Résumé de la décision
Dans cette affaire, Mme X..., passagère d'un autobus du Service de transport de l'agglomération rennaise (STAR), a subi une chute alors qu'elle se déplaçait à l'intérieur du véhicule, qui était en arrêt prolongé à une station. Blessée, elle a intenté une action en réparation contre le STAR et son assureur, la société CPA assurances. La cour d'appel de Rennes a rejeté sa demande en considérant que l'accident ne relevait pas de la loi du 5 juillet 1985 sur les accidents de la circulation, car l'autobus était à l'arrêt pour une durée prolongée et dépourvu de chauffeur.
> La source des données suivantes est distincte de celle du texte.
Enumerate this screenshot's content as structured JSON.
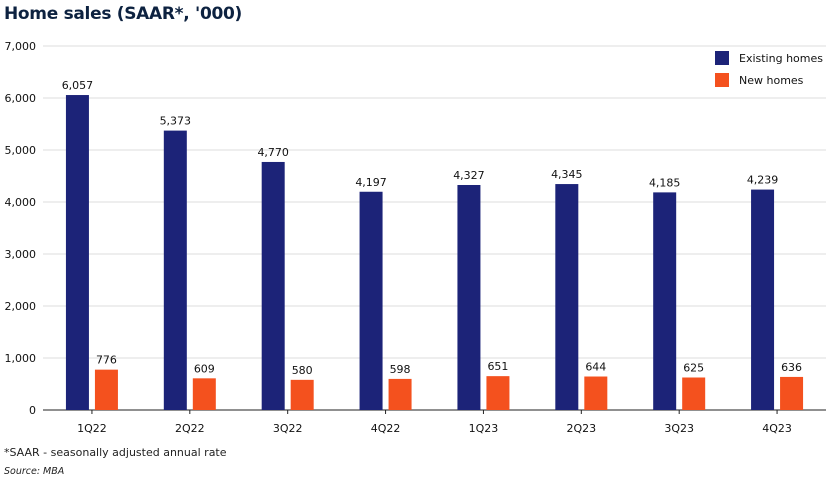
{
  "title": "Home sales (SAAR*, '000)",
  "footnote": "*SAAR - seasonally adjusted annual rate",
  "source": "Source: MBA",
  "chart_data": {
    "type": "bar",
    "title": "Home sales (SAAR*, '000)",
    "categories": [
      "1Q22",
      "2Q22",
      "3Q22",
      "4Q22",
      "1Q23",
      "2Q23",
      "3Q23",
      "4Q23"
    ],
    "series": [
      {
        "name": "Existing homes",
        "color": "#1c2378",
        "values": [
          6057,
          5373,
          4770,
          4197,
          4327,
          4345,
          4185,
          4239
        ],
        "labels": [
          "6,057",
          "5,373",
          "4,770",
          "4,197",
          "4,327",
          "4,345",
          "4,185",
          "4,239"
        ]
      },
      {
        "name": "New homes",
        "color": "#f4511e",
        "values": [
          776,
          609,
          580,
          598,
          651,
          644,
          625,
          636
        ],
        "labels": [
          "776",
          "609",
          "580",
          "598",
          "651",
          "644",
          "625",
          "636"
        ]
      }
    ],
    "ylim": [
      0,
      7000
    ],
    "yticks": [
      0,
      1000,
      2000,
      3000,
      4000,
      5000,
      6000,
      7000
    ],
    "ytick_labels": [
      "0",
      "1,000",
      "2,000",
      "3,000",
      "4,000",
      "5,000",
      "6,000",
      "7,000"
    ],
    "grid": true,
    "legend_position": "top-right",
    "xlabel": "",
    "ylabel": ""
  }
}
La Cour de cassation a cassé cette décision, estimant que la chute de Mme X... constituait un accident de la circulation, le véhicule étant impliqué dans l'accident.
Arguments pertinents
1. Applicabilité de la loi du 5 juillet 1985 : La Cour de cassation rappelle que cette loi s'applique à tout accident de la circulation impliquant un véhicule terrestre à moteur. Elle souligne que la chute de Mme X... à l'intérieur de l'autobus, même en arrêt prolongé, constitue un accident de la circulation.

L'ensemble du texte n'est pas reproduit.